Clima: a pagare siano i paesi ricchi

In by Simone

Copenaghen è distante dalla Cina, non solo geograficamente. Il cambiamento climatico a Pechino è lo squarcio azzurro dopo giorni di grigio acido, inquinato, il freddo pungente, secco e asciutto, un traffico snervante, sempre di più, e le consuete carrette cariche di carbone che affollano le strette vie degli hutong. In attesa di ridurre le emissioni, ci si ripara dal gelo, con ogni mezzo. Carbone che si alza e si confonde con la polvere dei mille cantieri aperti, con altri gas e tutto quanto è portato dall’industrializzazione cinese. Un processo enorme ma recente: per questo risolvere la delicata questione climatica, è responsabilità dei paesi ricchi.

Che inquinano da secoli, mica da trent’anni: «noi faremo quello che possiamo, ma tocca ai paesi in via di sviluppo impegnarsi più di altri», conclude laconicamente un cinese su un forum di discussione on line.
Copenaghen è distante, ci pensino i politici, la sintesi. D’altronde a impegnarsi ci sono i numeri uno e i futuri potenziali leader. Li Keqiang – che i pochi rumors politici pechinesi danno come avversario diretto e agguerrito di Xi Jinping, per raccogliere l’eredità di Hu Jintao e inaugurare la quinta generazione – è a capo del Consiglio Cinese per la Cooperazione Internazionale su Ambiente e Sviluppo, mentre a Copenaghen è atterrato Wen Jiabao nella missione del risolutore dei problemi, secondo i media cinesi e non solo.

L’arrivo del premier cinese ha infatti cambiato i racconti dalla capitale danese: dal gelo cinese si è passati all’incertezza. E’ pur sempre qualcosa, anche se i preparativi per un vertice delicato si erano già avuti a Pechino.
I cinesi non si interessano alle questioni mondiali, finché in qualche modo non viene intaccato l’amor proprio nazionale. Finora nei blog o nei forum on line non si assiste a commenti vibranti, ma a tante parole di speranza. Tutto concentrato sulla Cina: pochissime righe sugli scontri e le proteste. Tanta retorica, come nelle comunicazioni ufficiali dell’entourage cinese da Copenaghen: «la Cina attribuisce priorità massima alla questione climatica», si legge.
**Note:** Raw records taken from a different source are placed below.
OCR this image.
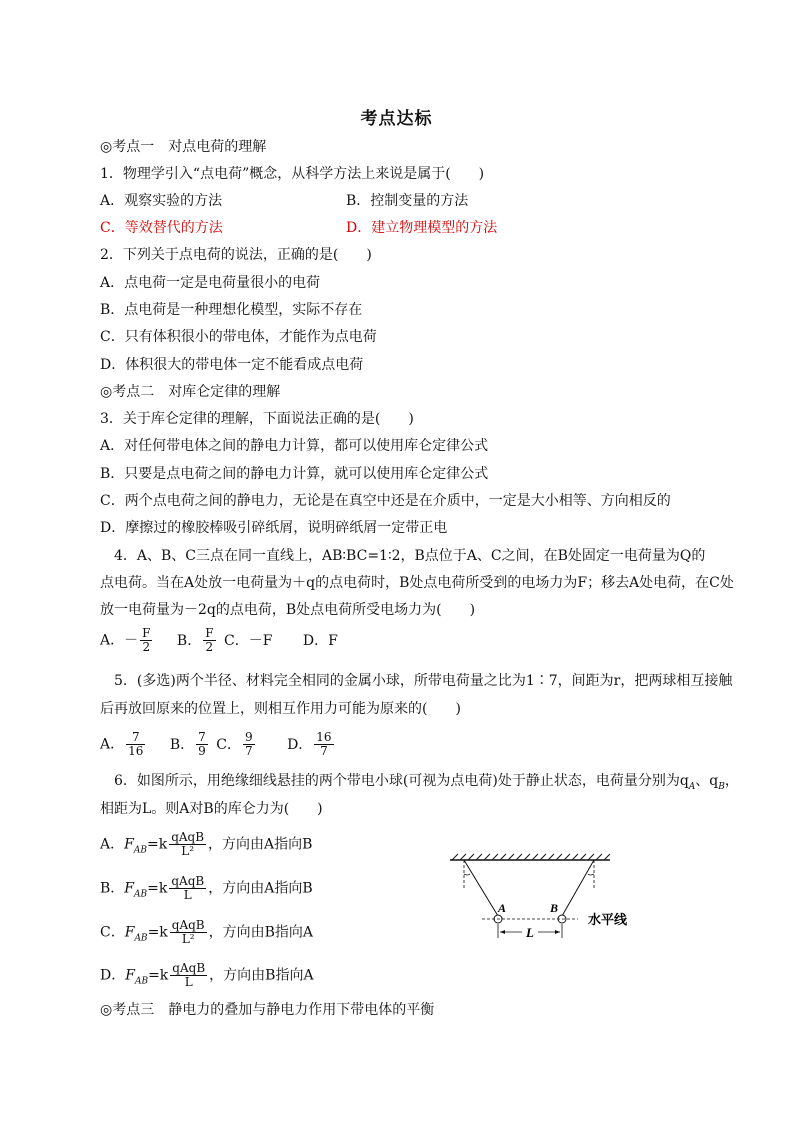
考点达标
◎考点一　对点电荷的理解
1．物理学引入“点电荷”概念，从科学方法上来说是属于(　　)
A．观察实验的方法	B．控制变量的方法
C．等效替代的方法	D．建立物理模型的方法
2．下列关于点电荷的说法，正确的是(　　)
A．点电荷一定是电荷量很小的电荷
B．点电荷是一种理想化模型，实际不存在
C．只有体积很小的带电体，才能作为点电荷
D．体积很大的带电体一定不能看成点电荷
◎考点二　对库仑定律的理解
3．关于库仑定律的理解，下面说法正确的是(　　)
A．对任何带电体之间的静电力计算，都可以使用库仑定律公式
B．只要是点电荷之间的静电力计算，就可以使用库仑定律公式
C．两个点电荷之间的静电力，无论是在真空中还是在介质中，一定是大小相等、方向相反的
D．摩擦过的橡胶棒吸引碎纸屑，说明碎纸屑一定带正电
4．A、B、C三点在同一直线上，AB∶BC=1∶2，B点位于A、C之间，在B处固定一电荷量为Q的
点电荷。当在A处放一电荷量为＋q的点电荷时，B处点电荷所受到的电场力为F；移去A处电荷，在C处
放一电荷量为－2q的点电荷，B处点电荷所受电场力为(　　)
A．－ $\frac{F}{2}$ B． $\frac{F}{2}$ C．－F D．F
5．(多选)两个半径、材料完全相同的金属小球，所带电荷量之比为1∶7，间距为r，把两球相互接触
后再放回原来的位置上，则相互作用力可能为原来的(　　)
A． $\frac{7}{16}$ B． $\frac{7}{9}$ C． $\frac{9}{7}$ D． $\frac{16}{7}$
6．如图所示，用绝缘细线悬挂的两个带电小球(可视为点电荷)处于静止状态，电荷量分别为$q_A$、$q_B$，
相距为L。则A对B的库仑力为(　　)
A．$F_{AB}=k \frac{\text{qAqB}}{\text{L²}}$ ，方向由A指向B
B．$F_{AB}=k \frac{\text{qAqB}}{L}$ ，方向由A指向B
C．$F_{AB}=k \frac{\text{qAqB}}{\text{L²}}$ ，方向由B指向A
D．$F_{AB}=k \frac{\text{qAqB}}{L}$ ，方向由B指向A
A	B
L
水平线
◎考点三　静电力的叠加与静电力作用下带电体的平衡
In attesa che l’agenda vada in avanti, come affermato da Wen Jiabao, in Cina si osserva e si tace. Il Global Times ha lanciato l’hot forum sul caso, ma la discussione insegue i temi ufficiali e lancia strali, al massimo, contro i paesi ricchi. E dire che in Cina invece il dibattito tra riviste e personaggi di rilievo si è avuto prima di Copenaghen: a ridosso della visita di Obama era scoppiato un mini scandalo legato ad alcune cifre pubblicate da China Daily e riprese dal Financial Times che aveva scritto come la Cina fosse «in corsa per assumere la leadership verde mondiale».

Sulla questione si interrogano i giovani di Cop15China, sul cui sito si sono registrati molti volontari cinesi giunti a Copenaghen. Dopo aver chiarito quanto la Cina stia facendo sforzi immani per il miglioramento climatico, si chiedono: «la Cina può essere ancora considerata un paese in via di sviluppo?»